Two things I have come to realize today……
- Kids who drink a lot underage don’t know how to act in public. My point is this, those of us who decided to wait until they were old enough to start drinking in bars learned how to do it appropriately. I went out over the weekend with a co-worker who just turned 21 and seeing her and her friends at the bar was a nightmare. They drink often, but at home. This causes a problem because they don’t learn proper public behavior when drinking. They were all acting like a bunch of idiots and the whole time I thought to myself “I remember the time I had my first beer.” My point, if you aren’t old enough to drink, don’t do it. And if you are going to at least learn how to reach a limit that wont embarrass yourself and others when you get to a public setting.
- Kids growing up in today’s society have no respect for authority. By this I don’t mean getting in trouble with the law and shit, I mean when I have to correct a coworker as their supervisor they smile and laugh it off like it isn’t a big deal. I blame this not on bad parenting so don’t think I am saying that, but the lack of true discipline at home. When I was growing up I got spankings, I was punished, and so on. Today you hit a kid someone is calling DHS on your ass. This lets the kids get away with shit that is unacceptable because they don’t have any fear of higher authority. So by not learning to fear your parents through punishment they have no fear of being punished by a teacher, supervisor, or hell even the law in some cases.

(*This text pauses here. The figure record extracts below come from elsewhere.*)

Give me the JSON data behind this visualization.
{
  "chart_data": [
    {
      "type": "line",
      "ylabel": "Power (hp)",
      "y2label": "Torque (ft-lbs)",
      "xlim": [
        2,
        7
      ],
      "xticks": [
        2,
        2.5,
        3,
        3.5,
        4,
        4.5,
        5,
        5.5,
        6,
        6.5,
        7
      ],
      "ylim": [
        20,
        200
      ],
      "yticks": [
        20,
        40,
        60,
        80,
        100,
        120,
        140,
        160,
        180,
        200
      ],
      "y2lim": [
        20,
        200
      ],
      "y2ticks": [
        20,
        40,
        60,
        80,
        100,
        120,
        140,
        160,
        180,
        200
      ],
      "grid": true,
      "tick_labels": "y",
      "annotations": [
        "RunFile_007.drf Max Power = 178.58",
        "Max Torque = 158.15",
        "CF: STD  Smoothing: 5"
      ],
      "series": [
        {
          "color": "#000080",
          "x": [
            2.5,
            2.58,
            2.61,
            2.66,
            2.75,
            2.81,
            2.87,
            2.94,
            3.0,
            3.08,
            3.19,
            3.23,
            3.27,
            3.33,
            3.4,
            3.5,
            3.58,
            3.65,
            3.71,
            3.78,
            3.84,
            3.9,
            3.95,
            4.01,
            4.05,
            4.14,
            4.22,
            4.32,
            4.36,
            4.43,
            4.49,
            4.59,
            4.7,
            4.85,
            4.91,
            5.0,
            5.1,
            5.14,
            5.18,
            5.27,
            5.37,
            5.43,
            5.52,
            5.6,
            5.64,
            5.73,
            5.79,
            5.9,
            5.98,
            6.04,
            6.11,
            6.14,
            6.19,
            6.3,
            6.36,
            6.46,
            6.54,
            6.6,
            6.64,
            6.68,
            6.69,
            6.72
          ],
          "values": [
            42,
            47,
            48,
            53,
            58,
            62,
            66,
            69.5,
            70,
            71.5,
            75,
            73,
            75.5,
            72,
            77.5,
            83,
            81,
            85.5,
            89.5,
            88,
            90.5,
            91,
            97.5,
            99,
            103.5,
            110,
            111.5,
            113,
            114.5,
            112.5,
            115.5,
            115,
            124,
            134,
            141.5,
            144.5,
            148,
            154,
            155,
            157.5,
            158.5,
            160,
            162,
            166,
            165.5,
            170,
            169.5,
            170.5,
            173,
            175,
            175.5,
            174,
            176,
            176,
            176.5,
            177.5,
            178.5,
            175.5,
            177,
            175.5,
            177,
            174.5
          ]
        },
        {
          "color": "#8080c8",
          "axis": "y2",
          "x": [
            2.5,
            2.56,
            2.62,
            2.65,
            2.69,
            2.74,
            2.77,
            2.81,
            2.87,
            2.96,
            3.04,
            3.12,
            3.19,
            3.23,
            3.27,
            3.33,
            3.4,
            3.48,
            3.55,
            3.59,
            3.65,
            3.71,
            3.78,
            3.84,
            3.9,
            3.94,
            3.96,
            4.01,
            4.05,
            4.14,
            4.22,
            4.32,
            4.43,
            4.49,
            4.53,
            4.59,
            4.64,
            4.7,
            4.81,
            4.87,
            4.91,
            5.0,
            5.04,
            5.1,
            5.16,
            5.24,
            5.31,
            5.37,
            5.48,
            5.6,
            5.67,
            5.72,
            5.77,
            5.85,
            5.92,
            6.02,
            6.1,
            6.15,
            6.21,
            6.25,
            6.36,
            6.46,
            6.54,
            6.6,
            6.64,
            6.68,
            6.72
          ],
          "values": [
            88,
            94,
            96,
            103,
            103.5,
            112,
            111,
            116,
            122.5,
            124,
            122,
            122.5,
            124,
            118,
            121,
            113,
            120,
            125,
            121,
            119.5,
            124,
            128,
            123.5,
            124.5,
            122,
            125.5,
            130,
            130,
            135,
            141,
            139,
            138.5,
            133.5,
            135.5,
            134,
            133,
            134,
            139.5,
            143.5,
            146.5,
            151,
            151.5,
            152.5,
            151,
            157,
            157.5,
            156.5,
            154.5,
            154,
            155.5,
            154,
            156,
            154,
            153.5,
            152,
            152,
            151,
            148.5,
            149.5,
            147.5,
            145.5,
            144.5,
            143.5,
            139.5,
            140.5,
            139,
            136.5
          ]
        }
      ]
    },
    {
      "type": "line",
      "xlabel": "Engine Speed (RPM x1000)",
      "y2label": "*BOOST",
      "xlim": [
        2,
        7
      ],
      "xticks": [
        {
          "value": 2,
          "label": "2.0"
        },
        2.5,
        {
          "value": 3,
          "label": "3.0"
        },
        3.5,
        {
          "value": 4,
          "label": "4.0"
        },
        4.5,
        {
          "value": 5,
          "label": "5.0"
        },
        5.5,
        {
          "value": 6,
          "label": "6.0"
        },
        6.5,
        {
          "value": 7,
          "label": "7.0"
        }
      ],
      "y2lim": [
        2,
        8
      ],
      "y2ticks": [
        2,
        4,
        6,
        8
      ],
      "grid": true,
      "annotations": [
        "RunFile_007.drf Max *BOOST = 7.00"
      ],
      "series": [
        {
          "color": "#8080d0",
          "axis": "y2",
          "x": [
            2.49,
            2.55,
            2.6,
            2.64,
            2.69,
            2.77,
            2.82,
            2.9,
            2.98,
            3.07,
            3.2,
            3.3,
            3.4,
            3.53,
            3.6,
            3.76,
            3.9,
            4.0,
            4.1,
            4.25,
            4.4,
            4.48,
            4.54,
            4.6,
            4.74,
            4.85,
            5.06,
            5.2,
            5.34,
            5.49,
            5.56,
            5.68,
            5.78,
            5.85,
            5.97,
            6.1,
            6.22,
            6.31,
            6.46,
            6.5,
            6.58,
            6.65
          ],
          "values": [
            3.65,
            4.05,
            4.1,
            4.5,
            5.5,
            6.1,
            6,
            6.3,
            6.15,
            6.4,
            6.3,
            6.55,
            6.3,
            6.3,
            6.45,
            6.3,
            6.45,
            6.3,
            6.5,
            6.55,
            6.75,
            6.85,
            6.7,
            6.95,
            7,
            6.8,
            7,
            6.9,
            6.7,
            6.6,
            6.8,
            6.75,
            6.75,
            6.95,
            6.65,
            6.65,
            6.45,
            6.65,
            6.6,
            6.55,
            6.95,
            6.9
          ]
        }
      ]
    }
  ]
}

That is about it for my ranting this evening.
What is it about Halo that hates me soooooo much?
I have been playing Campaign for the last 4 hours, completed 4 Missions (Plus prologue) and it is only saying I have completed 3, yet all the missions I have finished are marked with the Legendary Icon. This same thing happened to me back when Halo 3 came out. We played all night, beat the game, and it didn’t register that I finished the final level. Fuck.
Is this really what I have to look forward to at 30? I remember I loved my Thursday nights because I was off on Friday and I could game as late as I wanted. Now its 1:30 and I am falling asleep looking at the computer. Someone please turn back time!
Saw some shit on Instagram today that really pisses me off…..
Doing my best to keep my mouth shut because A.) I don’t want to start something with some really great people, and B.) I don’t know the whole truth yet. Things are only in the assumption cloud so I don’t wanna start throwing accusations out for nothing. Time will tell.
I’m very disappointed in myself today …
I feel defeated after my race this morning. I’ve been working hard all summer long and come today I feel I dropped the ball. Sure I got a PR today which is nice that I’ve improved since last year, but I still feel I let myself down. I’ve focused a lot on distance this summer so maybe that contributed to falling short of my goals. Maybe it wasn’t the best course to try out time trails the week before the race. I can’t make excuses as to why or why not I didn’t do as well as I should have today. I think I need to reevaluate my workout plans and come up with something new.
I wish I had a shirt on….
My back got a little toasted today at the water park and not that the sun burn itself is bothering me, its the rubbing on my couch that is bugging me. I am to lazy to go upstairs to get a shirt so I guess I will have to tough it out.
Really don’t want to venture out to my brothers to use his dryer…..
But I needs clothes for tomorrow! My Dryer crapped out on me about two weeks ago and since he hasn’t been home I have been taking my laundry over there. Oh well, I need to get gas anyway because Emmy will be using my car tomorrow so I can take hers in for a oil change. Yolo.